11/19/2020

Maximaler Erfolg beim großen Finale.

Es gibt Rennen, die besondere Gefühle wecken. Mythen und Klassiker, die Piloten zu Legenden machen. Und es gibt die, die einem das Herz schwer machen. Im Vorfeld der 12 Stunden von Sebring würden man das letzte IMSA Rennen für die Porsche Werksteams sicherlich zu Letzteren zählen. Nach dem Rennen sieht es etwas anders aus.

Der Moment zum Glück.

Es war kein einfacher Rennverlauf für die beiden 911 RSR mit den Startnummern 911 und 912. Das ereignisreiche Rennen hatte in seinen 12 Stunden einiges in petto: turbulentes Geschehen im Feld, zahlreiche Gelb-Phasen und Restarts nach dem Safety-Car.

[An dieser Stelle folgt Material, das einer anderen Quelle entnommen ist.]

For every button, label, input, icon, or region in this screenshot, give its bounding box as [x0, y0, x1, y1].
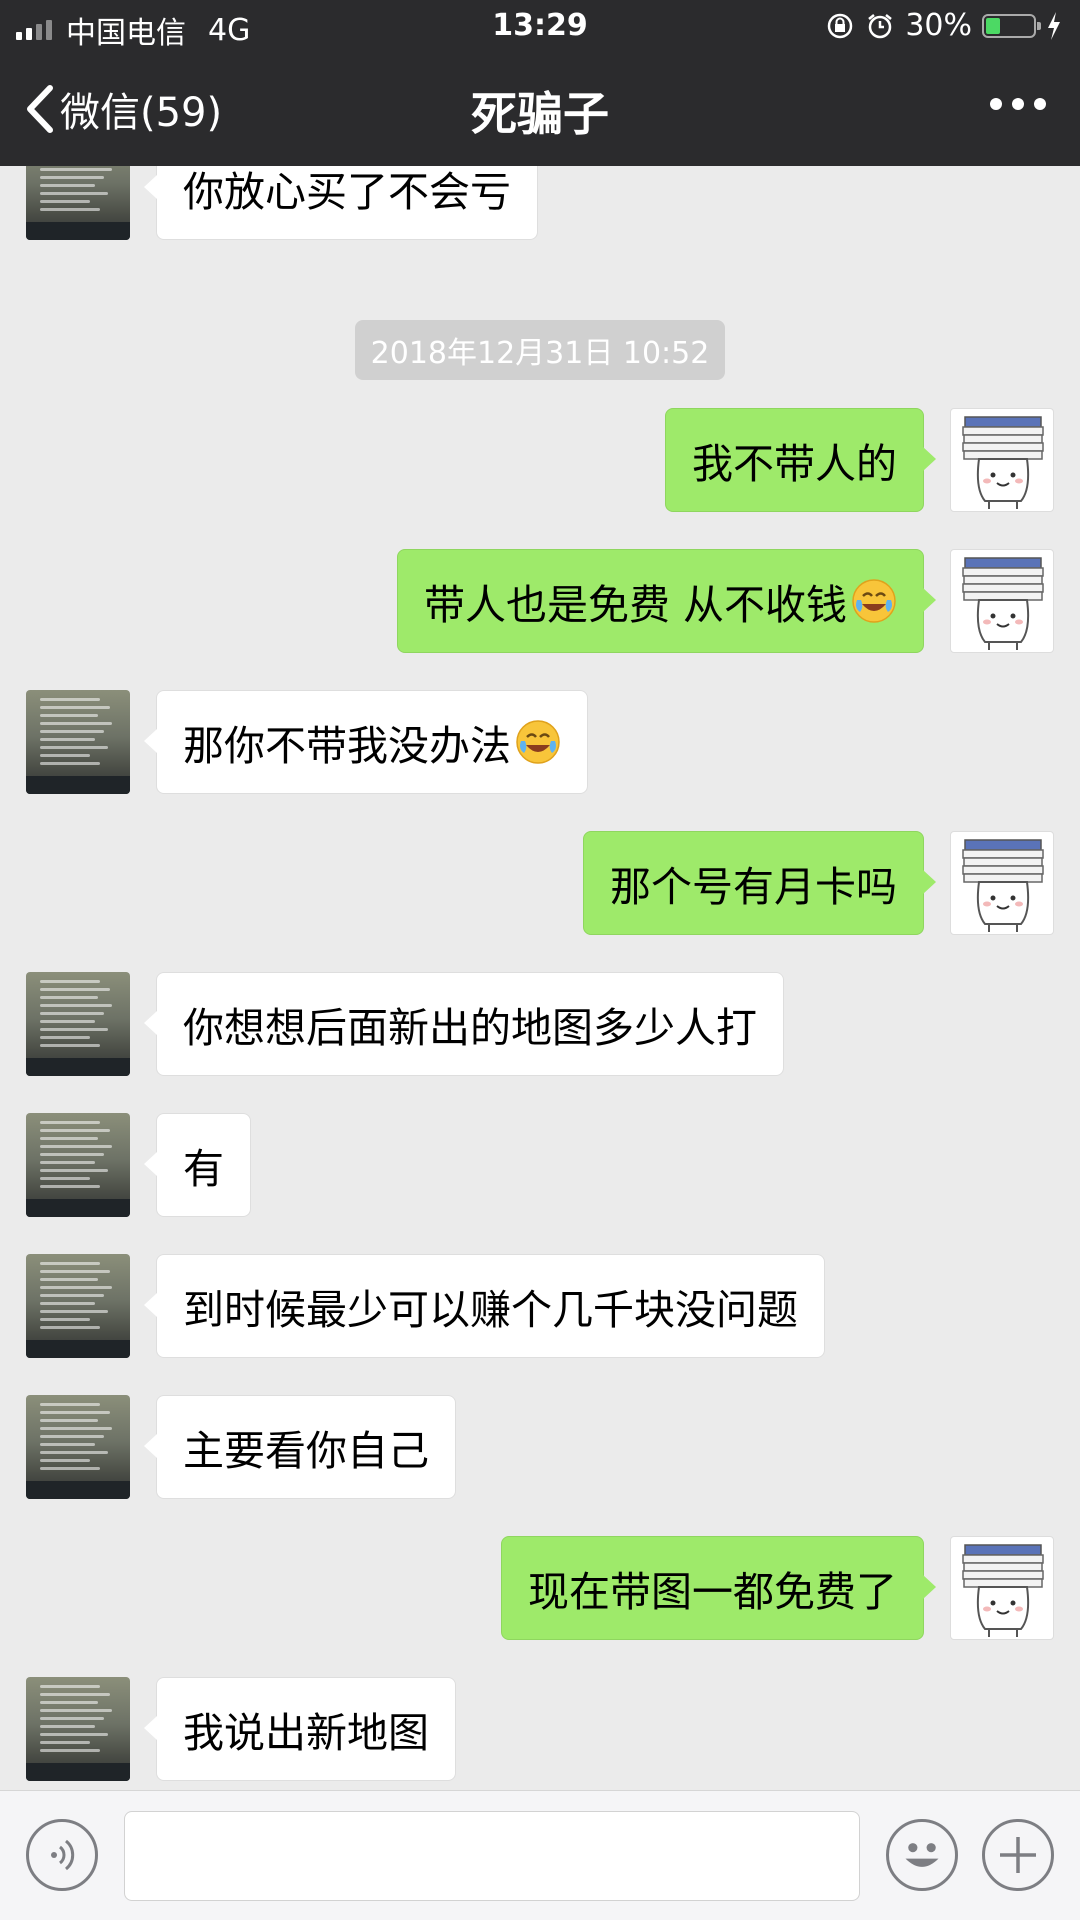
- my-avatar[interactable]: [950, 549, 1054, 653]
- more-options-button[interactable]: [990, 98, 1046, 110]
- contact-avatar[interactable]: [26, 1254, 130, 1358]
- message-text: 有: [183, 1145, 224, 1193]
- message-bubble[interactable]: 我说出新地图: [144, 1677, 456, 1781]
- message-bubble[interactable]: 带人也是免费 从不收钱: [396, 549, 937, 653]
- rotation-lock-icon: [828, 13, 853, 38]
- my-avatar[interactable]: [950, 1536, 1054, 1640]
- voice-input-button[interactable]: [26, 1819, 98, 1891]
- message-bubble[interactable]: 现在带图一都免费了: [501, 1536, 936, 1640]
- message-text: 现在带图一都免费了: [528, 1568, 897, 1616]
- message-bubble[interactable]: 到时候最少可以赚个几千块没问题: [144, 1254, 825, 1358]
- message-text: 你放心买了不会亏: [183, 168, 511, 216]
- message-text: 我说出新地图: [183, 1709, 429, 1757]
- message-text: 主要看你自己: [183, 1427, 429, 1475]
- contact-avatar[interactable]: [26, 1395, 130, 1499]
- emoji-smile-icon: [905, 1843, 939, 1867]
- battery-level: [986, 17, 1000, 34]
- message-bubble[interactable]: 我不带人的: [665, 408, 936, 512]
- book-stack-character-icon: [962, 557, 1044, 650]
- message-list[interactable]: 2018年12月31日 10:52 你放心买了不会亏我不带人的带人也是免费 从不…: [0, 166, 1080, 1790]
- more-dots-icon: [990, 98, 1002, 110]
- chat-title: 死骗子: [471, 87, 609, 141]
- message-text: 那你不带我没办法: [183, 722, 511, 770]
- message-bubble[interactable]: 主要看你自己: [144, 1395, 456, 1499]
- message-bubble[interactable]: 那你不带我没办法: [144, 690, 588, 794]
- contact-avatar[interactable]: [26, 166, 130, 240]
- my-avatar[interactable]: [950, 408, 1054, 512]
- message-input[interactable]: [124, 1811, 860, 1901]
- voice-input-icon: [51, 1839, 75, 1871]
- message-text: 到时候最少可以赚个几千块没问题: [183, 1286, 798, 1334]
- emoji-button[interactable]: [886, 1819, 958, 1891]
- message-text: 带人也是免费 从不收钱: [423, 581, 847, 629]
- message-text: 那个号有月卡吗: [610, 863, 897, 911]
- message-bubble[interactable]: 你想想后面新出的地图多少人打: [144, 972, 784, 1076]
- incoming-message: 你想想后面新出的地图多少人打: [0, 972, 1080, 1076]
- battery-icon: [982, 13, 1041, 38]
- outgoing-message: 我不带人的: [0, 408, 1080, 512]
- book-stack-character-icon: [962, 416, 1044, 509]
- incoming-message: 到时候最少可以赚个几千块没问题: [0, 1254, 1080, 1358]
- incoming-message: 主要看你自己: [0, 1395, 1080, 1499]
- incoming-message: 我说出新地图: [0, 1677, 1080, 1781]
- incoming-message: 你放心买了不会亏: [0, 166, 1080, 240]
- contact-avatar[interactable]: [26, 972, 130, 1076]
- message-bubble[interactable]: 你放心买了不会亏: [144, 166, 538, 240]
- charging-icon: [1048, 11, 1060, 40]
- contact-avatar[interactable]: [26, 1677, 130, 1781]
- message-bubble[interactable]: 那个号有月卡吗: [583, 831, 936, 935]
- incoming-message: 那你不带我没办法: [0, 690, 1080, 794]
- book-stack-character-icon: [962, 1544, 1044, 1637]
- plus-icon: [1000, 1837, 1036, 1873]
- laughing-crying-emoji: [516, 720, 560, 764]
- timestamp-text: 2018年12月31日 10:52: [354, 320, 726, 380]
- message-text: 你想想后面新出的地图多少人打: [183, 1004, 757, 1052]
- incoming-message: 有: [0, 1113, 1080, 1217]
- message-text: 我不带人的: [692, 440, 897, 488]
- more-functions-button[interactable]: [982, 1819, 1054, 1891]
- contact-avatar[interactable]: [26, 690, 130, 794]
- contact-avatar[interactable]: [26, 1113, 130, 1217]
- outgoing-message: 那个号有月卡吗: [0, 831, 1080, 935]
- alarm-icon: [868, 13, 893, 38]
- status-bar: 中国电信 4G 13:29 30%: [0, 0, 1080, 54]
- input-bar: [0, 1790, 1080, 1920]
- book-stack-character-icon: [962, 839, 1044, 932]
- outgoing-message: 现在带图一都免费了: [0, 1536, 1080, 1640]
- laughing-crying-emoji: [852, 579, 896, 623]
- my-avatar[interactable]: [950, 831, 1054, 935]
- battery-percent: 30%: [905, 8, 972, 43]
- timestamp-divider: 2018年12月31日 10:52: [0, 320, 1080, 380]
- chat-header: 微信(59) 死骗子: [0, 54, 1080, 166]
- message-bubble[interactable]: 有: [144, 1113, 251, 1217]
- outgoing-message: 带人也是免费 从不收钱: [0, 549, 1080, 653]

Und dennoch: Man wollte sich gebührend verabschieden. Und das gelang – auch wenn es bis kurz vor Rennende eine Zerreißprobe für die Nerven blieb. Kontinuierlich arbeitete sich Nick Tandy in der Startnummer 911 an den Führenden heran, um dann 15 Minuten vor Schluss den entscheidenden Akzent zu setzen. In einem engen Feld kam es zu einer Kollision, die der Porsche Pilot umgehen und so die Führung übernehmen konnte. Über die verbleibende Zeit verteidigte Nick Tandy die Führung und schoss begleitet von großem Jubel über die Zielgerade. Die karierte Flagge wehte in einem Meer von Porsche Fahnen. Der Jubel bei Nick Tandy und seinen Teamkollegen Frédéric Makowiecki sowie Earl Bamber kannte keine Grenzen – vor allem Earl Bamber hatte gleich doppelt Grund zur Freude, als er direkt hinter Nick Tandy im Schwesternauto auf dem zweiten Platz ins Ziel kam.

Der doppelte Bamber.

Earl Bamber nahm beim letzten IMSA Auftritt eine besondere Rolle ein – besser gesagt: eine doppelte. Der Werkspilot startete in beiden Porsche 911 RSR. Somit fuhr er in der 911 an der Seite von Nick Tandy sowie Frédéric Makowiecki und in der 912 zusammen mit Laurens Vanthoor und Neel Jani. Der Routinier zeigte ein beeindruckendes Rennen und hielt somit am Ende verdient 2 Trophäen in die Höhe: eine für den Sieg und eine für Platz 2.

Krönung durch Kundenteam.

Erneut stand man in Sebring ganz oben auf dem Podium – zum dritten Mal in Folge. Als wäre der Sieg, Platz 2 und Gesamtplatz 3 in der Meisterschaft zum Abschied nicht schon schön genug, krönte das Team von Wright Motorsports den Erfolg. Das Kundensportteam fuhr mit Werksfahrer Patrick Long, Jan Heylen und Ryan Hardwick im Porsche 911 GT3 R auf Platz 1 in der GTD-Klasse.

12 Stunden für die Ewigkeit.

Die Freude des Erfolgs überwiegt der Trauer des Abschieds. Für den Moment. Wer weiß, wann man sich wiedersieht. Für die Zeit bis dahin wurde am Wochenende vom 14./15. November 2020 eine weitere Geschichte geschrieben, die ihren Weg in die Bücher der Motorsporthistorie finden wird. Eines ist sicher: Noch lange wird man vom letzten großen Porsche Tanz auf dem Parkett in Sebring sprechen.